Yookie Posted January 31, 2014 Posted January 31, 2014 I want people's opinion on me, because I was told that I have low self-esteem from helping a man who has no job pay his phone bill so that jobs can contact him. My whole life, I always went out of my way to help others. Even when I feel like I'm being used by family members and others, I still give if I can as long as it doesn't burn me down. I look for NOTHING in return. So, I helped my ex to pay his phone bill because he is out of work and this month his phone was about to get disconnected. I felt really bad about it and I offered to pay it for him. Not because I want him back, but because I felt his pain. I am very sensitive to other people's pain. Even if he uses the phone 90% of the time to contact other women, I DO NOT CARE because I literally don't care what he does. I told him that I can only pay this one time being that he might find a job by March. Well, my friends all say that is a form of low self-esteem. I don't see how because $50 is nothing to me, but it may mean something to someone without a job. Just like I would feel bad and may give a homeless person a $20, there's no difference between someone I know who is struggling and needs the favor. Does any one see this as a form of low self-esteem? I need second opinions on this, but either way, it won't change the fact that I am a generous person within reason, meaning that I wouldn't go give someone more than I give myself. Or put myself in a situation where I have nothing. Your friends know more about the whole situation than we do. Did this ex-boyfriend take advantage of you while you were with him? Was he faithful? What was the circumstances of the breakup and why is he now contacting you to tell you his problems?

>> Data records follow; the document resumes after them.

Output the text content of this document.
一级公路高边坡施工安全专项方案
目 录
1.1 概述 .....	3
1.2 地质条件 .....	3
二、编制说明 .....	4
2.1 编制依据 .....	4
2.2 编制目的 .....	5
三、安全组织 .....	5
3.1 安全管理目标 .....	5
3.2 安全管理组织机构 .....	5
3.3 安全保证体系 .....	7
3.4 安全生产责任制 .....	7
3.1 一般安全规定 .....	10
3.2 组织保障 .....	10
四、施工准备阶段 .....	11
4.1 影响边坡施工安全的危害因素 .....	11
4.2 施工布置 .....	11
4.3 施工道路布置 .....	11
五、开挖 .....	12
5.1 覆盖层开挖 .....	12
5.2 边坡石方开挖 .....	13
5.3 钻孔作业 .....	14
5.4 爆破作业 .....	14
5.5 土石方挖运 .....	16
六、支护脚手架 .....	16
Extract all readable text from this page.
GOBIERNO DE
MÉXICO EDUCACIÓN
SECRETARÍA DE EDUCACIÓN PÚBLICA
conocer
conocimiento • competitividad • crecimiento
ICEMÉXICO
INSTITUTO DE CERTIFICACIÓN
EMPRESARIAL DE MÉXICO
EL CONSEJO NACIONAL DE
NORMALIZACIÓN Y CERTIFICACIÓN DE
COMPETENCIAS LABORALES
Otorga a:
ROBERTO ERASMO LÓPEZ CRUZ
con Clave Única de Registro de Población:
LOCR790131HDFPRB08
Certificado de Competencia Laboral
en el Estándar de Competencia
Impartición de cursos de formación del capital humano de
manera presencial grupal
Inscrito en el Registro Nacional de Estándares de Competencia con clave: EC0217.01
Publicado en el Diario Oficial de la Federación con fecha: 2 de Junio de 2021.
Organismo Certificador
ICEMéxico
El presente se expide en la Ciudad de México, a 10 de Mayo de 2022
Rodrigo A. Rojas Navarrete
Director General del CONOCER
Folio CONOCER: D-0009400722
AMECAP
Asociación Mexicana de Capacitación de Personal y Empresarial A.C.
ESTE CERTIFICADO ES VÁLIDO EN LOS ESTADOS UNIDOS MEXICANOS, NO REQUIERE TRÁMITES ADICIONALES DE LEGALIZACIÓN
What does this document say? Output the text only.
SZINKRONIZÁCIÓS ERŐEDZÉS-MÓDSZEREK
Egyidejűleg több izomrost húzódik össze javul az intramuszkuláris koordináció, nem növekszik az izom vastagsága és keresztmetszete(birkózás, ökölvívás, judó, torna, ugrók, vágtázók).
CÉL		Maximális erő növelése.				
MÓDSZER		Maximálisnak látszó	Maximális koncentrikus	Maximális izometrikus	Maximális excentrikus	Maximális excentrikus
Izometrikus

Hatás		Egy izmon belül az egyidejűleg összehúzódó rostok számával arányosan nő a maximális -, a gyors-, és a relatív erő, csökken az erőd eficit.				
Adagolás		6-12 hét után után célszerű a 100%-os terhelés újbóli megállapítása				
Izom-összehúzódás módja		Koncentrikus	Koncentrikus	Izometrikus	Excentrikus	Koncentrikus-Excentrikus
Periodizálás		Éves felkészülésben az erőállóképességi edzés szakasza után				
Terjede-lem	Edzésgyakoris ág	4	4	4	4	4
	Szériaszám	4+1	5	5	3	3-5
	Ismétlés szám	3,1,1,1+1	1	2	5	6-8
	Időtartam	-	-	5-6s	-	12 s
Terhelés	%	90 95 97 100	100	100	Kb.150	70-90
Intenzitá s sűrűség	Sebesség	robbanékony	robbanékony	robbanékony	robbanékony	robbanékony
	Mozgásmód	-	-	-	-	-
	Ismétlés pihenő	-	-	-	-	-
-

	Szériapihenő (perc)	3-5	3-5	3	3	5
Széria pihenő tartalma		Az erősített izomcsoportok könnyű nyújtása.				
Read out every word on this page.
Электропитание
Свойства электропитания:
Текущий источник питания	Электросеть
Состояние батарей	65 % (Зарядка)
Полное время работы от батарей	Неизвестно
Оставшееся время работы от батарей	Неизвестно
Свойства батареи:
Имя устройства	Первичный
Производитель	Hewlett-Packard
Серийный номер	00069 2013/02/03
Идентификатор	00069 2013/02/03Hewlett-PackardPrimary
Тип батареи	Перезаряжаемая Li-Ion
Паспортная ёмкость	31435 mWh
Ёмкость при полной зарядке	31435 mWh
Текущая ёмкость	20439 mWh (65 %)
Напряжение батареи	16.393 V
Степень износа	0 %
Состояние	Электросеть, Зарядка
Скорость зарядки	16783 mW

BradJacobs Posted January 31, 2014 Posted January 31, 2014 Just like I would feel bad and may give a homeless person a $20, there's no difference between someone I know who is struggling and needs the favor. You sound like a nice person. Who cares what others think? I do similar things.
Mr.Mango Posted January 31, 2014 Posted January 31, 2014 Yeah, like others have said, you're just being nice. Just keep it at the one time, like you stated, and there should be no argument for low self esteem. What a ridiculous argument though.
Quiet Storm Posted February 1, 2014 Posted February 1, 2014 If you are helping people simply because you want to help them, then that is not a reflection of your self esteem. You are a kind and giving person. The world would be much better if there were more people like you. If you are helping them because you like the attention, then it could be related to low self worth. Understand though, that there are many people that take advantage of a person's kindness. If someone has not treated you well, if they are really not that great of person, then maybe another person could be helped by your kindness. I think low self esteem is when you don't have much confidence in your looks or abilities. I think low self worth is when you are confident about yourself, you logically know that you deserve better, but you continue to accept much less than you deserve. Do either of those sound like you? If not, then don't worry about it.